By Angela Murphy Gardiner and Katie Sawrey, posted on February 29, 2016 –
In our last post, we described functional thinking as
using algebraic thinking practices (generalizing, reasoning, justifying, and
representing) to explore relationships between covarying quantities. Young
elementary school students (K–Grade 2) are ready for functional thinking
explorations. Teachers can choose simple covarying relationships and still
offer their students rich engagement in functional thinking.
For example, the multiplicative
relationship between any number of people and the number of hands can be
described by the relationship x + x = y.
Young students are eager to provide cases that fit this relationship. If a
teacher suggests a group of three people, students will figure out that six
hands would be in that group. This functional relationship is one from their
daily lives and can be modeled in the classroom. Capturing specific cases in a
function table is an organized, accessible way for young students to move
beyond thinking about individual calculations and focus on the covarying relationship.
This shift in focus starts by encouraging students to think about numerical
relationships they might see in the table.
Noticing
Functional Relationships, in Addition to Recursive Patterns
The function table for people and hands
might look something like the left side of this table. Students will often
notice recursive patterns in the values going down the columns. The values in
the Number of People column increase by one each time, and the values in the
Number of Hands increase by two each time. Using this table, a student noticing
the recursive pattern might say, “I notice that the number of hands is going up by twos.”
We want students to move away from looking
down the columns of the function table and begin to notice the relationship
between number of people and number of hands. To accomplish this, we
begin to ask them questions about specific cases from the table. For example, “How
would we get from one to get to two?”
Once a student realizes that we have to
add one to itself to get two (in the case of first graders) or double the one
to get to two, we write that explicitly to the right of our table, as shown
above. Repeat this process with other cases from the table, and several
students will notice the common structure to these calculations. Highlighting
the math facts embedded in the relationships between quantities allows students
to notice, develop, and use structure in the tables to further understand the
relationships between the quantities.
Generalizing
the mathematical relationships
Oftentimes when students start to
generalize about a mathematical relationship they have noticed, they will use a
particular example (“If there are three people, I will do three plus three to
get six hands”) instead of a more general relationship (“Because everyone has
two hands, I need to count the number of people twice to know how many hands
there are”). Teachers can move the discussion to a general level by asking
about the change to get from one quantity to another: “What do you have to do
to find out how many hands any number
of people have?” Students’ natural language descriptions are a form of
generalizing.
In
a student’s own words
One task we shared with students was the Growing
Train task:
A
train goes along a track, and at each station, it picks up two train cars. So,
at station one, it picks up two train cars; at station two, it picks up
two more for a total of four, and so on.
If the train engine is not included in the
total count of train cars, the cases of stops one through four will result in a
function table very similar to people and hands above. In the excerpt below,
one of our students, Rebecca, has created a function table (see her written
work below [Blanton, Brizuela, et al. 2015]) and is describing relationships
she sees in her data. This conversation with Rebecca happened at the end of our
eight-week teaching project. The excerpt is powerful because it shows the ease with
which a first grader discusses functional relationships after only a brief
exposure to functional thinking.

Additional
Benefits to Introducing Functional Thinking Tasks in Your Classroom
As you can see from the excerpt of
Rebecca’s conversation, this one functional thinking activity afforded the use
of seven of the eight Common Core’s Standards for Mathematical Practice (SMP). Functional
thinking is a domain in which almost all the SMP can be addressed in a single
lesson. So, functional thinking tasks not only allow for fun explorations for
young learners but also align themselves nicely to meet many of the SMP.
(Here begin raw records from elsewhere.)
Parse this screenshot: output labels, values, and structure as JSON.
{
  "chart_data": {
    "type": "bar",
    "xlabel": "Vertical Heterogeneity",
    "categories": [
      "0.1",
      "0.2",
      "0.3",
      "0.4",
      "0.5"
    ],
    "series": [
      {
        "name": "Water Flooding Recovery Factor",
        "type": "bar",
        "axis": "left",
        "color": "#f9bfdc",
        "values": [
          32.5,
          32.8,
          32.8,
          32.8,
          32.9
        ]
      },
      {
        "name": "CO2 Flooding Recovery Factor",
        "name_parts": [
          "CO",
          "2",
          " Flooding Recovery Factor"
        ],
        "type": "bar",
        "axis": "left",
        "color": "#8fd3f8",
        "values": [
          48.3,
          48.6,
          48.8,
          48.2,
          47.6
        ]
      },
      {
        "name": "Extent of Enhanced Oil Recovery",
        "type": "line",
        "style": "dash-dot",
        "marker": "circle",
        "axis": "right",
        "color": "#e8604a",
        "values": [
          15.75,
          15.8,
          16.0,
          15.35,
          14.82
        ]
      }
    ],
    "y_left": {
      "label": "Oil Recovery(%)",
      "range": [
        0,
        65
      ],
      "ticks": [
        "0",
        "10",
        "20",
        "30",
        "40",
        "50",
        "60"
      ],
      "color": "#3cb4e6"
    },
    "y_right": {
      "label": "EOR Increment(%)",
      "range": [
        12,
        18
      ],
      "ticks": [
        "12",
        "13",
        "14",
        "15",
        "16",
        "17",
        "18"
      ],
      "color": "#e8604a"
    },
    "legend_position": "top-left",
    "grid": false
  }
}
The research reported here was supported
in part by the National Science Foundation (NSF) under DRK-12 Award No. 1415509.
Any opinions, findings, and conclusions or recommendations expressed in this
blog are those of the authors and do not necessarily reflect the views of NSF.

Angela Murphy
Gardiner is a senior research associate at TERC in Cambridge, Massachusetts.
Before joining TERC, she was an elementary school educator. Her primary
research interests include teaching algebra in the elementary grades and
exploring students’ thinking and understanding of functions. She is also
interested in designing and implementing professional development programs in
early algebra for elementary school educators. Katie Sawrey is a
doctoral student in the Tufts STEM education program. Her research interests
include mathematical discourse and function representations in early algebra,
with a particular focus on students’ sense making.